Barnaby, por su parte, iba vestido con la sobriedad propia de un párroco. Su casaca de lana ajustada era de color azul ultramar, abotonada hasta esa barbilla buitrera que le hacía parecer desnutrido a pesar de ser un hombre acaudalado. Me miró con desdén y con una aprensión mal disimulada, como un señor de rango menor miraría a un héroe del boxeo. Recordé con irritación cómo había consentido que me trasladaran a casa en lugar de permitir que me confinaran en St Luke. No me gustaba la idea de que Barnaby hubiera sido testigo de mi manía nerviosa, y eso me habría llevado a apreciarlo todavía menos, en caso de que eso fuera posible. Tal vez era, pues, una suerte ese desprecio desmesurado que me provocaba, puesto que de ese modo sería necesario un milagro para que pudiera llegar a sentir menos estima por él.

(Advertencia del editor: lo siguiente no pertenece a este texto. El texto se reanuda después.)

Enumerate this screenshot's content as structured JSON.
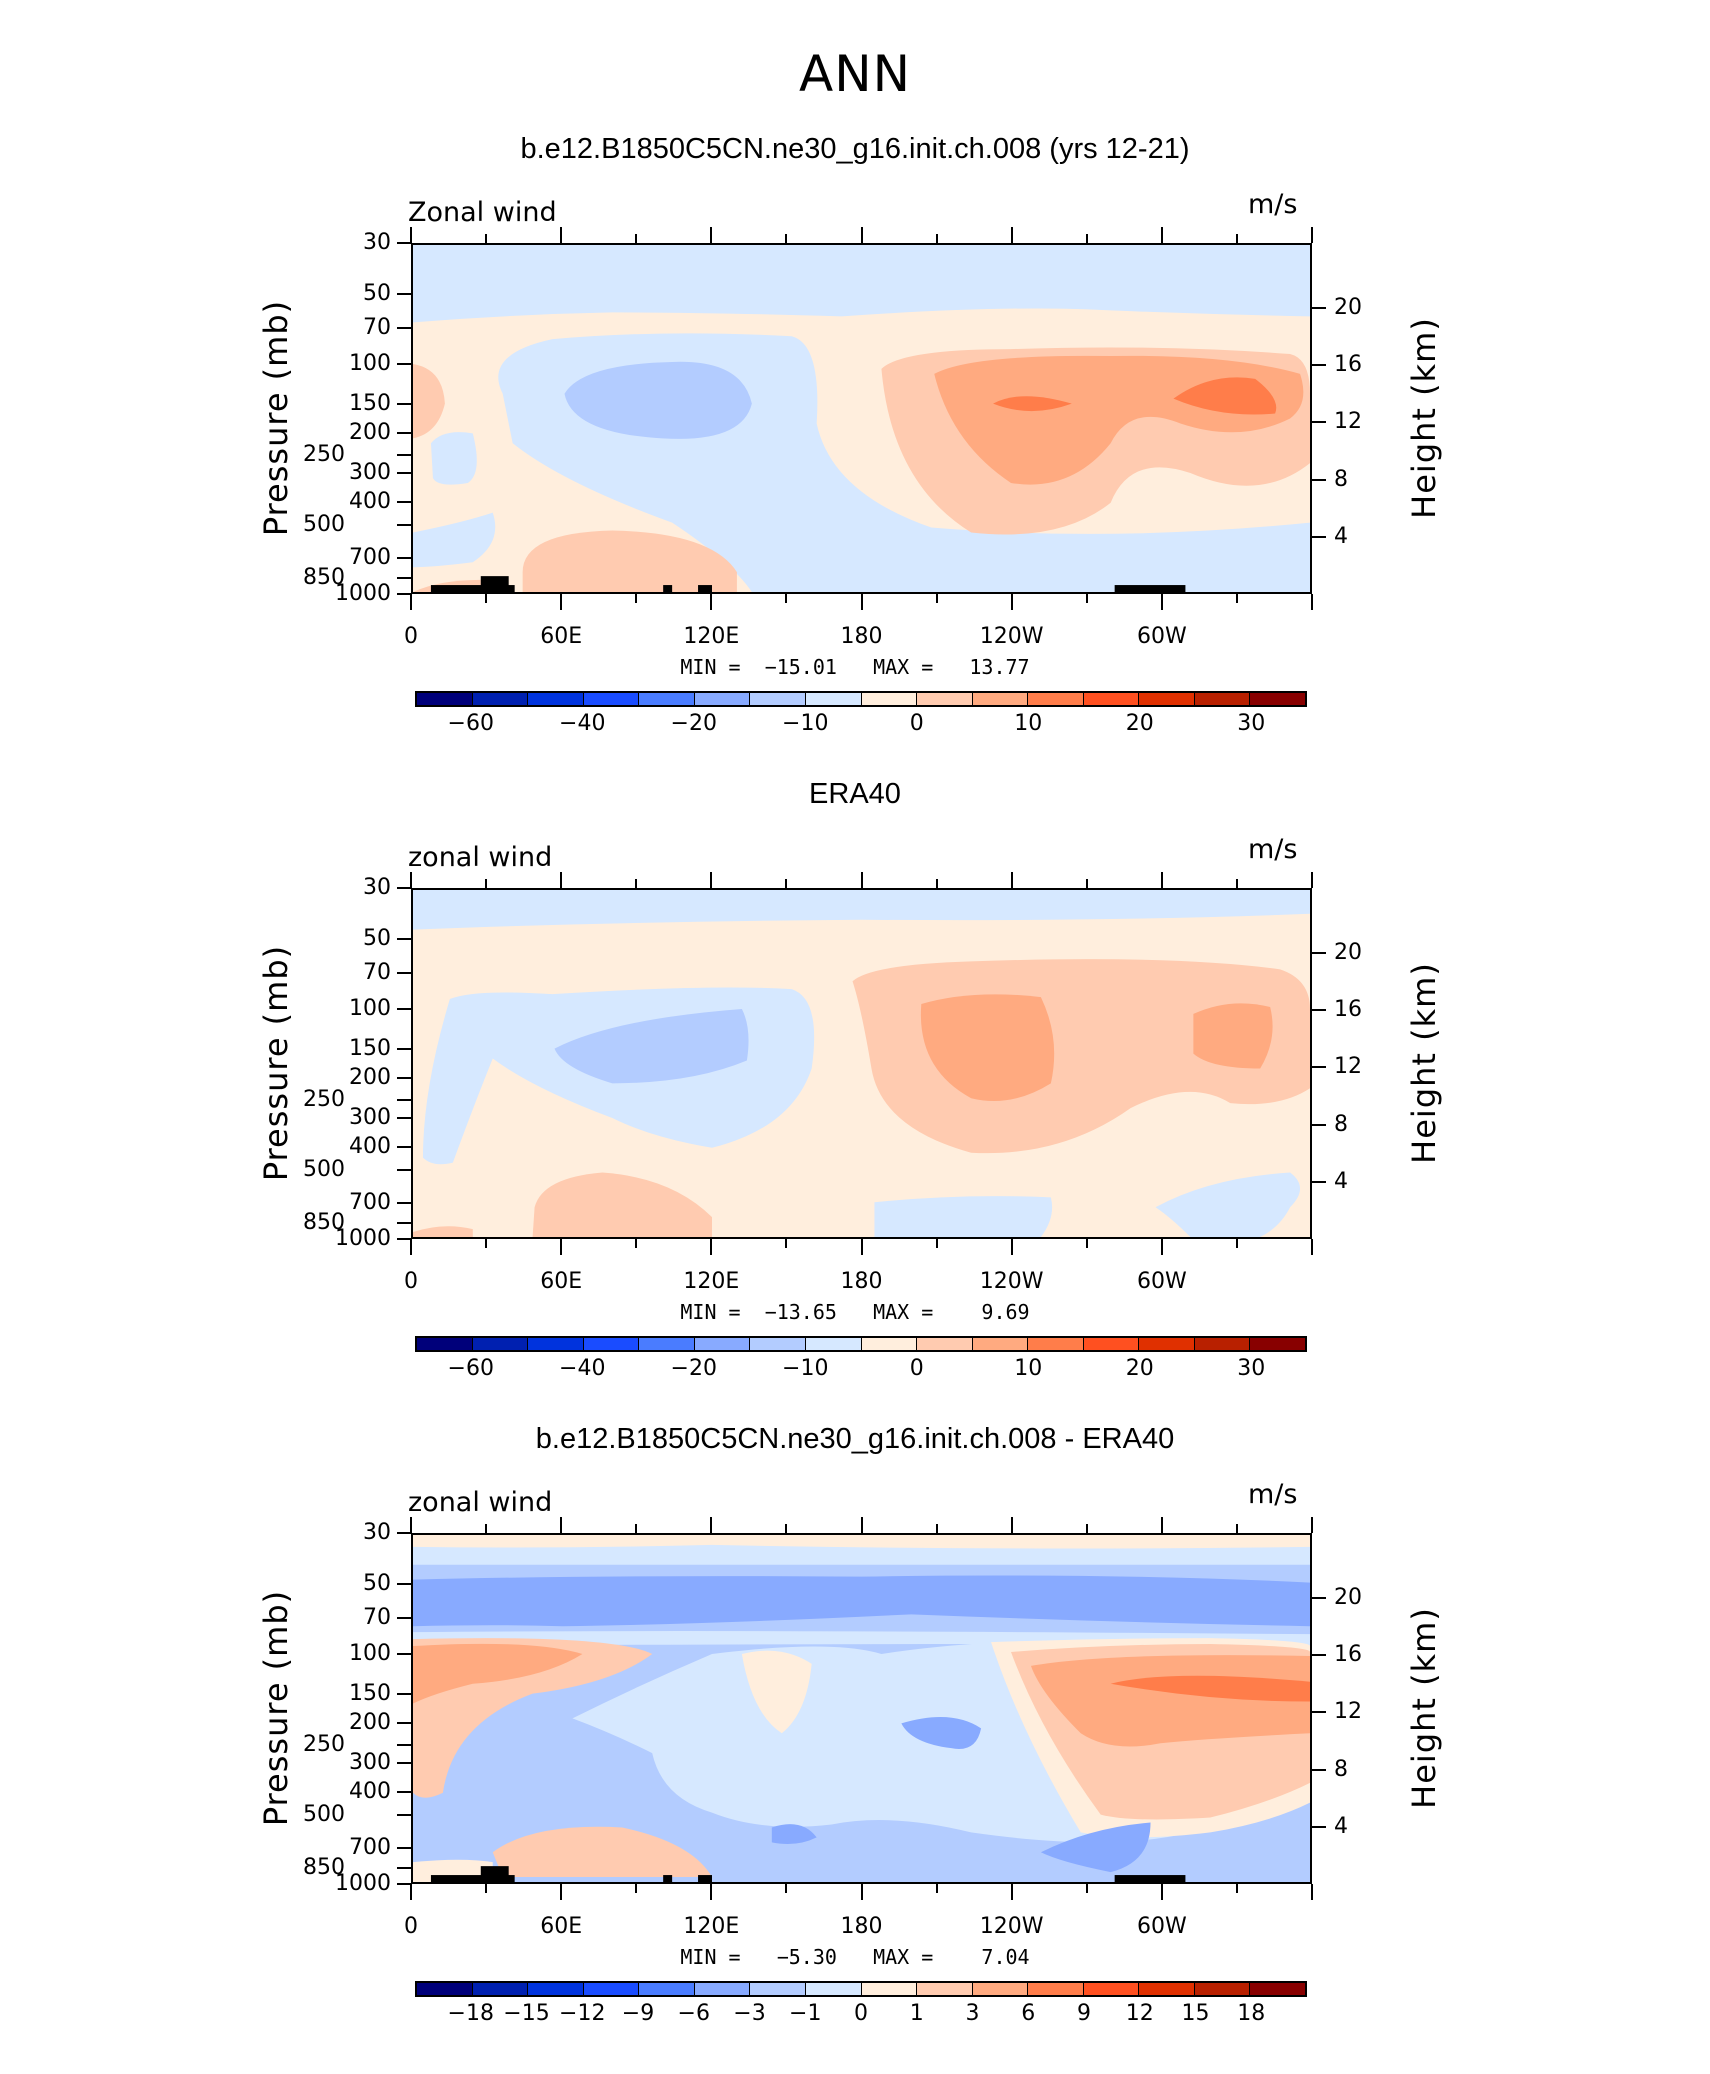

Nos sentamos y jugamos a cartas hasta que Katherine y yo hubimos distraído lo suficiente a los Barnaby y a mí se me hubo terminado la paciencia para continuar con aquella tediosa pantomima. Antes de que Jane pudiera sugerir la posibilidad de jugar otra mano, viré el tema de la conversación hacia el bosque de sauces de Barnaby y expresé que compartía la opinión que Jane tenía respecto a su eliminación.

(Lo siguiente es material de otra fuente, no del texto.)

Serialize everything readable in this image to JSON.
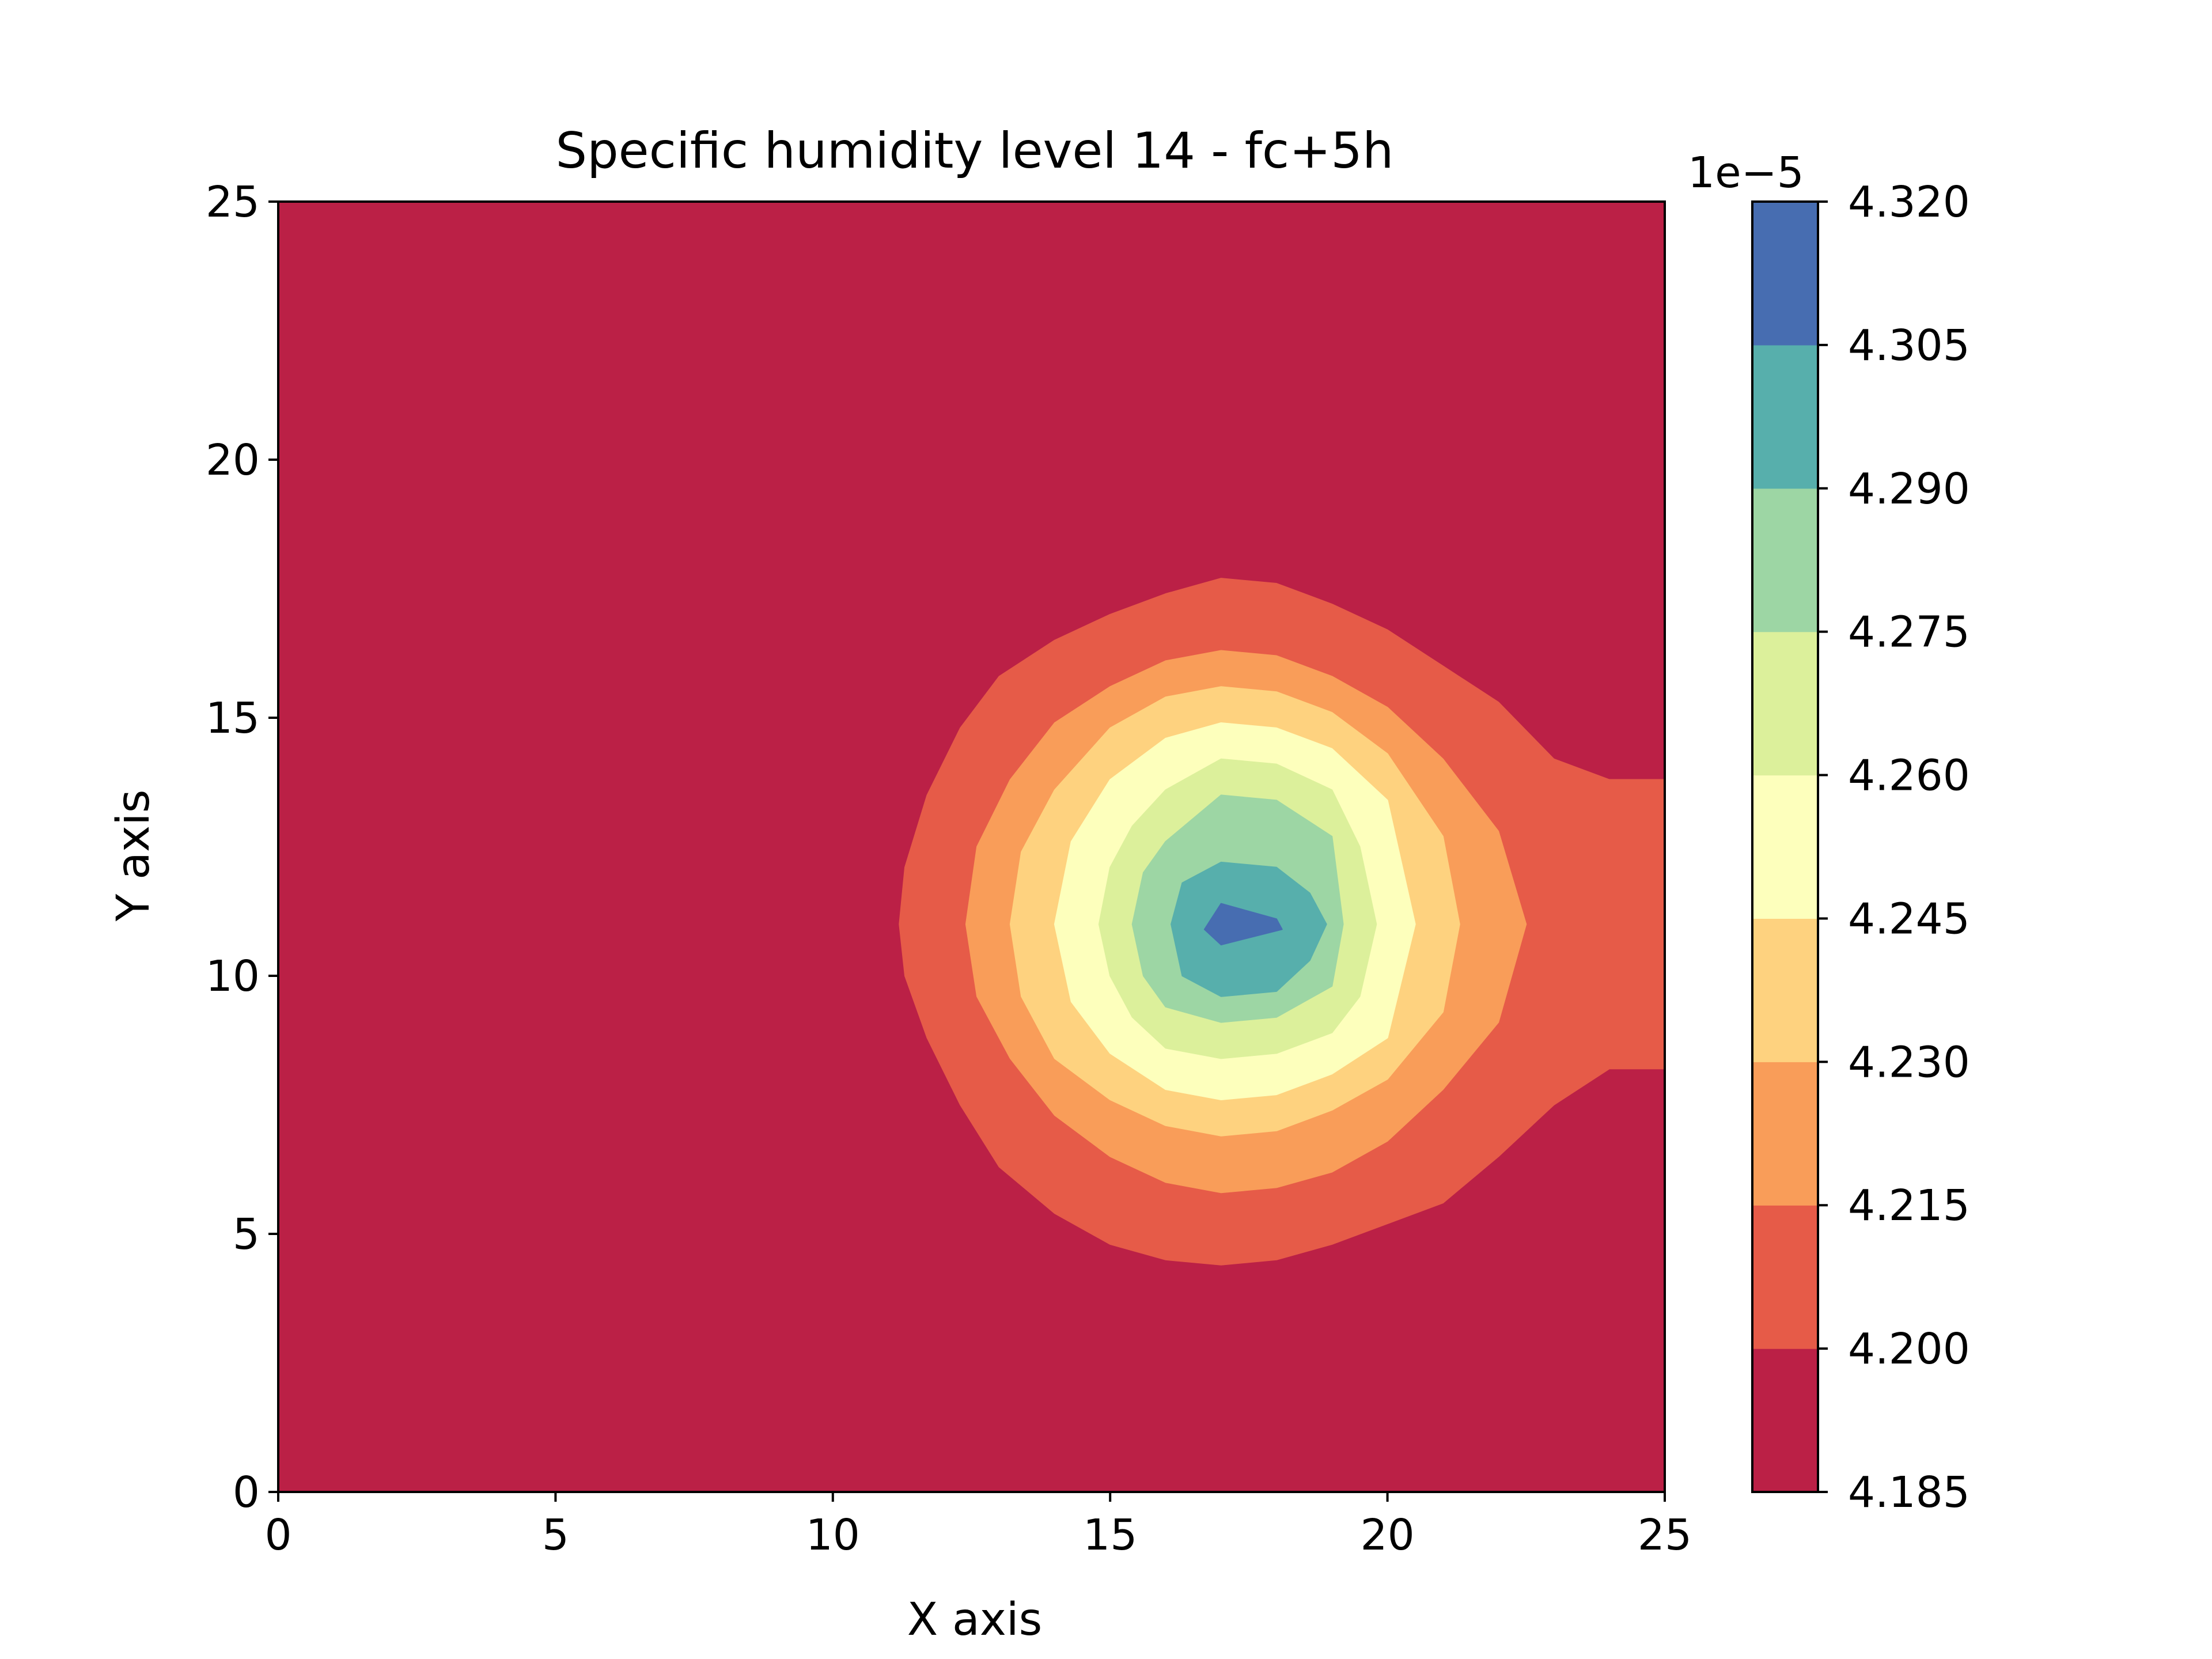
{
  "chart_data": {
    "type": "contour",
    "title": "Specific humidity level 14 - fc+5h",
    "xlabel": "X axis",
    "ylabel": "Y axis",
    "xlim": [
      0,
      25
    ],
    "ylim": [
      0,
      25
    ],
    "xticks": [
      "0",
      "5",
      "10",
      "15",
      "20",
      "25"
    ],
    "yticks": [
      "0",
      "5",
      "10",
      "15",
      "20",
      "25"
    ],
    "grid": false,
    "field": {
      "background_value": 4.19e-05,
      "peak_value": 4.315e-05,
      "peak_center": [
        17.4,
        11.0
      ],
      "contours": [
        {
          "level": 4.2e-05,
          "points": [
            [
              17,
              17.7
            ],
            [
              18,
              17.6
            ],
            [
              19,
              17.2
            ],
            [
              20,
              16.7
            ],
            [
              21,
              16.0
            ],
            [
              22,
              15.3
            ],
            [
              23,
              14.2
            ],
            [
              24,
              13.8
            ],
            [
              25,
              13.8
            ],
            [
              25,
              8.2
            ],
            [
              24,
              8.2
            ],
            [
              23,
              7.5
            ],
            [
              22,
              6.5
            ],
            [
              21,
              5.6
            ],
            [
              20,
              5.2
            ],
            [
              19,
              4.8
            ],
            [
              18,
              4.5
            ],
            [
              17,
              4.4
            ],
            [
              16,
              4.5
            ],
            [
              15,
              4.8
            ],
            [
              14,
              5.4
            ],
            [
              13,
              6.3
            ],
            [
              12.3,
              7.5
            ],
            [
              11.7,
              8.8
            ],
            [
              11.3,
              10.0
            ],
            [
              11.2,
              11.0
            ],
            [
              11.3,
              12.1
            ],
            [
              11.7,
              13.5
            ],
            [
              12.3,
              14.8
            ],
            [
              13,
              15.8
            ],
            [
              14,
              16.5
            ],
            [
              15,
              17.0
            ],
            [
              16,
              17.4
            ]
          ]
        },
        {
          "level": 4.215e-05,
          "points": [
            [
              17,
              16.3
            ],
            [
              18,
              16.2
            ],
            [
              19,
              15.8
            ],
            [
              20,
              15.2
            ],
            [
              21,
              14.2
            ],
            [
              22,
              12.8
            ],
            [
              22.5,
              11.0
            ],
            [
              22,
              9.1
            ],
            [
              21,
              7.8
            ],
            [
              20,
              6.8
            ],
            [
              19,
              6.2
            ],
            [
              18,
              5.9
            ],
            [
              17,
              5.8
            ],
            [
              16,
              6.0
            ],
            [
              15,
              6.5
            ],
            [
              14,
              7.3
            ],
            [
              13.2,
              8.4
            ],
            [
              12.6,
              9.6
            ],
            [
              12.4,
              11.0
            ],
            [
              12.6,
              12.5
            ],
            [
              13.2,
              13.8
            ],
            [
              14,
              14.9
            ],
            [
              15,
              15.6
            ],
            [
              16,
              16.1
            ]
          ]
        },
        {
          "level": 4.23e-05,
          "points": [
            [
              17,
              15.6
            ],
            [
              18,
              15.5
            ],
            [
              19,
              15.1
            ],
            [
              20,
              14.3
            ],
            [
              21,
              12.7
            ],
            [
              21.3,
              11.0
            ],
            [
              21,
              9.3
            ],
            [
              20,
              8.0
            ],
            [
              19,
              7.4
            ],
            [
              18,
              7.0
            ],
            [
              17,
              6.9
            ],
            [
              16,
              7.1
            ],
            [
              15,
              7.6
            ],
            [
              14,
              8.4
            ],
            [
              13.4,
              9.6
            ],
            [
              13.2,
              11.0
            ],
            [
              13.4,
              12.4
            ],
            [
              14,
              13.6
            ],
            [
              15,
              14.8
            ],
            [
              16,
              15.4
            ]
          ]
        },
        {
          "level": 4.245e-05,
          "points": [
            [
              17,
              14.9
            ],
            [
              18,
              14.8
            ],
            [
              19,
              14.4
            ],
            [
              20,
              13.4
            ],
            [
              20.5,
              11.0
            ],
            [
              20,
              8.8
            ],
            [
              19,
              8.1
            ],
            [
              18,
              7.7
            ],
            [
              17,
              7.6
            ],
            [
              16,
              7.8
            ],
            [
              15,
              8.5
            ],
            [
              14.3,
              9.5
            ],
            [
              14,
              11.0
            ],
            [
              14.3,
              12.6
            ],
            [
              15,
              13.8
            ],
            [
              16,
              14.6
            ]
          ]
        },
        {
          "level": 4.26e-05,
          "points": [
            [
              17,
              14.2
            ],
            [
              18,
              14.1
            ],
            [
              19,
              13.6
            ],
            [
              19.5,
              12.5
            ],
            [
              19.8,
              11.0
            ],
            [
              19.5,
              9.6
            ],
            [
              19,
              8.9
            ],
            [
              18,
              8.5
            ],
            [
              17,
              8.4
            ],
            [
              16,
              8.6
            ],
            [
              15.4,
              9.2
            ],
            [
              15,
              10.0
            ],
            [
              14.8,
              11.0
            ],
            [
              15,
              12.1
            ],
            [
              15.4,
              12.9
            ],
            [
              16,
              13.6
            ]
          ]
        },
        {
          "level": 4.275e-05,
          "points": [
            [
              17,
              13.5
            ],
            [
              18,
              13.4
            ],
            [
              19,
              12.7
            ],
            [
              19.2,
              11.0
            ],
            [
              19,
              9.8
            ],
            [
              18,
              9.2
            ],
            [
              17,
              9.1
            ],
            [
              16,
              9.4
            ],
            [
              15.6,
              10.0
            ],
            [
              15.4,
              11.0
            ],
            [
              15.6,
              12.0
            ],
            [
              16,
              12.6
            ]
          ]
        },
        {
          "level": 4.29e-05,
          "points": [
            [
              17,
              12.2
            ],
            [
              18,
              12.1
            ],
            [
              18.6,
              11.6
            ],
            [
              18.9,
              11.0
            ],
            [
              18.6,
              10.3
            ],
            [
              18,
              9.7
            ],
            [
              17,
              9.6
            ],
            [
              16.3,
              10.0
            ],
            [
              16.1,
              11.0
            ],
            [
              16.3,
              11.8
            ]
          ]
        },
        {
          "level": 4.305e-05,
          "points": [
            [
              17,
              11.4
            ],
            [
              18,
              11.1
            ],
            [
              18.1,
              10.9
            ],
            [
              17,
              10.6
            ],
            [
              16.7,
              10.9
            ]
          ]
        }
      ]
    },
    "colorbar": {
      "offset_text": "1e−5",
      "tick_labels": [
        "4.185",
        "4.200",
        "4.215",
        "4.230",
        "4.245",
        "4.260",
        "4.275",
        "4.290",
        "4.305",
        "4.320"
      ],
      "levels": [
        4.185,
        4.2,
        4.215,
        4.23,
        4.245,
        4.26,
        4.275,
        4.29,
        4.305,
        4.32
      ],
      "colors": [
        "#bb2046",
        "#e65b48",
        "#f99d59",
        "#fed27f",
        "#fdffbc",
        "#dcf09b",
        "#9dd6a4",
        "#57afac",
        "#476db1"
      ]
    }
  }
}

—Ese bosque —dije— probablemente lleva allí varios siglos y, si nadie lo impide, podría durar varios más. Además, es hermoso y a Jane le encanta. Señor Barnaby, ¿por qué no reconsidera su decisión por deferencia a su esposa?

—¡Ah, Tristan, a mí no me importa! —intervino Jane de repente, antes de que su esposo pudiera siquiera respirar—. ¡Es la moda! Además, el señor Barnaby puede hacer las mejoras que le plazcan.

Esa respuesta fue tan inesperada, tan completamente distinta de las quejas que me había expresado Jane en privado, que por un momento me quedé atónito.

—Hermana —tartamudeé en cuanto me hube recompuesto—, ¿no habíamos convenido en que la destrucción de los sauces podía suponer un peligro en caso de que el río crezca más allá de su cauce habitual?

—El señor Barnaby —dijo Jane en tono pacífico— afirma que ese argumento es una solemne tontería, que ni nuestros campos ni las granjas de la zona corren peligro de inundación.

—La única tontería —respondí— es la que estás diciendo tú cuando…

Me detuve de repente. Katherine me había propinado un severo puntapié en la espinilla. Barnaby hinchó las narinas.

—El señor Barnaby se lo ha encargado a unos jornaleros —dijo Jane— y éstos ya han empezado a trabajar en ello. Son de lo más eficientes. El señor Barnaby está muy complacido con la reparación del muro del viejo huerto que llevaron a cabo.

¿Debe de pegarla?, pensé de repente.

Hundí los nudillos de mi puño derecho en la palma de la otra mano hasta que crujieron. El ruido sonó sorprendentemente claro y fuerte en la quietud de la sala, como una descarga de pequeños disparos.